BÜHRLE FONDATION, Zurich
Sur les hauteurs de Zurich, dans les quartiers résidentiels de la « rive dorée » du lac, un hôtel particulier abrite près de 200 œuvres de la collection constituée par l'industriel d'origine allemande Emil Georg Bührle (1890-1956). Placées en 1960 par les héritiers du collectionneur, qui tenaient à lui rendre hommage, sous le statut juridique de « fondation de famille », elles sont désormais accessibles au public plusieurs jours par semaine. Le visiteur découvre ainsi dans le cadre d'une demeure privée dotée de son ameublement – meubles, poêles de faïence, lustres – une collection particulière réunissant des œuvres des écoles française, espagnole, italienne et flamande ainsi qu'un ensemble de sculptures rhénanes des xive et xve siècles.
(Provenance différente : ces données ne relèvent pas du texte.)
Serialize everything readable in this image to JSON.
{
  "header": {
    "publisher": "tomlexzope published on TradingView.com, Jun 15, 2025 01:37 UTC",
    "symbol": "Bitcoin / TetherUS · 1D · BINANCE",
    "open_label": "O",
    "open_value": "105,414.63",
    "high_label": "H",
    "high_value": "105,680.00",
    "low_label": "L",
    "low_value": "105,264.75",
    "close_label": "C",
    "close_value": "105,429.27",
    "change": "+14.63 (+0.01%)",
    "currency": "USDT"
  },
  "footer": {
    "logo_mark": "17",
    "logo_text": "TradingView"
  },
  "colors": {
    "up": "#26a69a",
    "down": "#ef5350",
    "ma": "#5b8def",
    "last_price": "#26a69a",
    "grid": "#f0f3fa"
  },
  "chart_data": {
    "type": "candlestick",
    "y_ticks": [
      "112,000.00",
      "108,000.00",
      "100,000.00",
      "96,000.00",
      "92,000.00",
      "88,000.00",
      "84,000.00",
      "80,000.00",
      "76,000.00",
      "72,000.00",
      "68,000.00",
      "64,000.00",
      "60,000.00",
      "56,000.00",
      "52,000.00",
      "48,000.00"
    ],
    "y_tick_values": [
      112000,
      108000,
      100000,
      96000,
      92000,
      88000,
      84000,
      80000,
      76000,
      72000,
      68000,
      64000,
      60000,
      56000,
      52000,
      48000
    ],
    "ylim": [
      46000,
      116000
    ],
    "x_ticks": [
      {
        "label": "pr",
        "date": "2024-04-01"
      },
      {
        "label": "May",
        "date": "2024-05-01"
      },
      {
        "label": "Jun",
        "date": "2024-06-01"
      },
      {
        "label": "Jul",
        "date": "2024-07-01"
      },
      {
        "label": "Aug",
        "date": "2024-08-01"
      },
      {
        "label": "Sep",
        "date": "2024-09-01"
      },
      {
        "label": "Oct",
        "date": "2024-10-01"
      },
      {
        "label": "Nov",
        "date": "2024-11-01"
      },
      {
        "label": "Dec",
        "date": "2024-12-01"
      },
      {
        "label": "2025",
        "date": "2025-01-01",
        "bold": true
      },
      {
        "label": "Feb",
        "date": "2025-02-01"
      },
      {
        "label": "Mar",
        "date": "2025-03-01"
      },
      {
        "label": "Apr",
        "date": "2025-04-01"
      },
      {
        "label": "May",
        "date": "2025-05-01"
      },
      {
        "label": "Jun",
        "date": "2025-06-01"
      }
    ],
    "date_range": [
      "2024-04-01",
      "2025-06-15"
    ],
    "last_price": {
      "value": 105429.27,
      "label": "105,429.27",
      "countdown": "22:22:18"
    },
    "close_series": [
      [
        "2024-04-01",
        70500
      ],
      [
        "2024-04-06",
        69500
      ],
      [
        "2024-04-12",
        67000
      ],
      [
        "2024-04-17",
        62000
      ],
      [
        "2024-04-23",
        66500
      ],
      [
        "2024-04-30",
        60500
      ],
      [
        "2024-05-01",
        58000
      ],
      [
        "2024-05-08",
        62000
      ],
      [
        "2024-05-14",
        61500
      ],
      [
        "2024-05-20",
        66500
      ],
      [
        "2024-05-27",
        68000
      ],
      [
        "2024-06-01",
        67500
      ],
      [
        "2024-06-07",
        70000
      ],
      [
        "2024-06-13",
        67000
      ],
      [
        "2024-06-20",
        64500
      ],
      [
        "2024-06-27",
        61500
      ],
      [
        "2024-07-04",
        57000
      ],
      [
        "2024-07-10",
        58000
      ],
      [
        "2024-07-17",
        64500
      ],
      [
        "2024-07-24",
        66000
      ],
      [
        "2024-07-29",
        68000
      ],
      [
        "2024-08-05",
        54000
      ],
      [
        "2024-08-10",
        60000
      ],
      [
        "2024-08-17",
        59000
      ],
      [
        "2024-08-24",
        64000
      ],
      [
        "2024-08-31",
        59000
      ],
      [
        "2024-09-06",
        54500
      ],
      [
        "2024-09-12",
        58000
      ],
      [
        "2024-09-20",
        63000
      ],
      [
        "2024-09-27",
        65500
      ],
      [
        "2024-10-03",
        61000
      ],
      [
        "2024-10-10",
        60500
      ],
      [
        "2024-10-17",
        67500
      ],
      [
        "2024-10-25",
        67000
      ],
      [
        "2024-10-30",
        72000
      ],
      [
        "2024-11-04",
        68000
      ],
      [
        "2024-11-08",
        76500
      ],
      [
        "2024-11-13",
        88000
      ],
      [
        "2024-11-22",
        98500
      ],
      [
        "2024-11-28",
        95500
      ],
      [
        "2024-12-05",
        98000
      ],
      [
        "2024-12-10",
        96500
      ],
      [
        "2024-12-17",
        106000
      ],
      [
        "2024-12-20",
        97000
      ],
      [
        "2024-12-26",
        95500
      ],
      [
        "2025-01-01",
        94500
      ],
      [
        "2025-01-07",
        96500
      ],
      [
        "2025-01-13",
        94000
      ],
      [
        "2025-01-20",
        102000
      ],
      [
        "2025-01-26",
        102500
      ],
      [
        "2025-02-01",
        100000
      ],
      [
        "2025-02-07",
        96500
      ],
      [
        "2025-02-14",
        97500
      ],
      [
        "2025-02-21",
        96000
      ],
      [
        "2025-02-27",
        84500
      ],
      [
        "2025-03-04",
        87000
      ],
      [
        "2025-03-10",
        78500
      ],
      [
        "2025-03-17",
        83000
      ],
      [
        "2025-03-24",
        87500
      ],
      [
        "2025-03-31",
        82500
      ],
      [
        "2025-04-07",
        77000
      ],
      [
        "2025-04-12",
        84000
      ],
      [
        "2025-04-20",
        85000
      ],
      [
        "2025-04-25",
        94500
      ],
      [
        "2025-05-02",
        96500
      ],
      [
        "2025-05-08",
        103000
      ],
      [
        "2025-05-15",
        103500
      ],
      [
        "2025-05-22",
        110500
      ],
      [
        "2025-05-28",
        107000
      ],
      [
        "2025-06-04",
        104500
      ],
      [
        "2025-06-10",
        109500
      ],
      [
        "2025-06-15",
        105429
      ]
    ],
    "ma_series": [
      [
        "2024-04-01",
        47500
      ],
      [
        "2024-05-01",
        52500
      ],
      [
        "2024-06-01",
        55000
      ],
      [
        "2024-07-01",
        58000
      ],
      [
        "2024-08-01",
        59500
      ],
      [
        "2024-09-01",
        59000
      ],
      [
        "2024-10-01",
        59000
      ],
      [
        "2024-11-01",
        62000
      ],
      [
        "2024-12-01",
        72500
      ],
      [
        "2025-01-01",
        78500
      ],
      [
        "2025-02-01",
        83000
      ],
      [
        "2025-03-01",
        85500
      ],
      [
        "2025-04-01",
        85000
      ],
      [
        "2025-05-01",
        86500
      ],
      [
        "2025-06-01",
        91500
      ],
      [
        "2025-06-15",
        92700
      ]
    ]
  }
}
Emil Georg Bührle naquit en 1890 à Pforzheim (Baden, Allemagne) au sein d'une famille de fonctionnaires. Après des études secondaires à Fribourg-en-Brisgau où il se découvrit à la fois une passion pour la technique et un véritable goût pour les arts et les lettres, il y entreprit des études supérieures de philosophie et de littérature avec notamment des travaux sur le roman piétiste de l'écrivain Jean-Paul. Il compléta son cursus par des cycles d'histoire et d'histoire de l'art à l'université de Fribourg, où Wilhelm Vöge lui insuffla un vif intérêt pour l'art du Moyen Âge, et à l'université de Munich. La guerre vint interrompre ses études et il servit quatre ans comme officier sur les fronts russe, moldave et français. Capitaine d'industrie, E. G. Bührle présida aux destinées de l'entreprise de machines-outils, matériel d'aviation et armements Oerlikon au sein de laquelle il était entré en 1929.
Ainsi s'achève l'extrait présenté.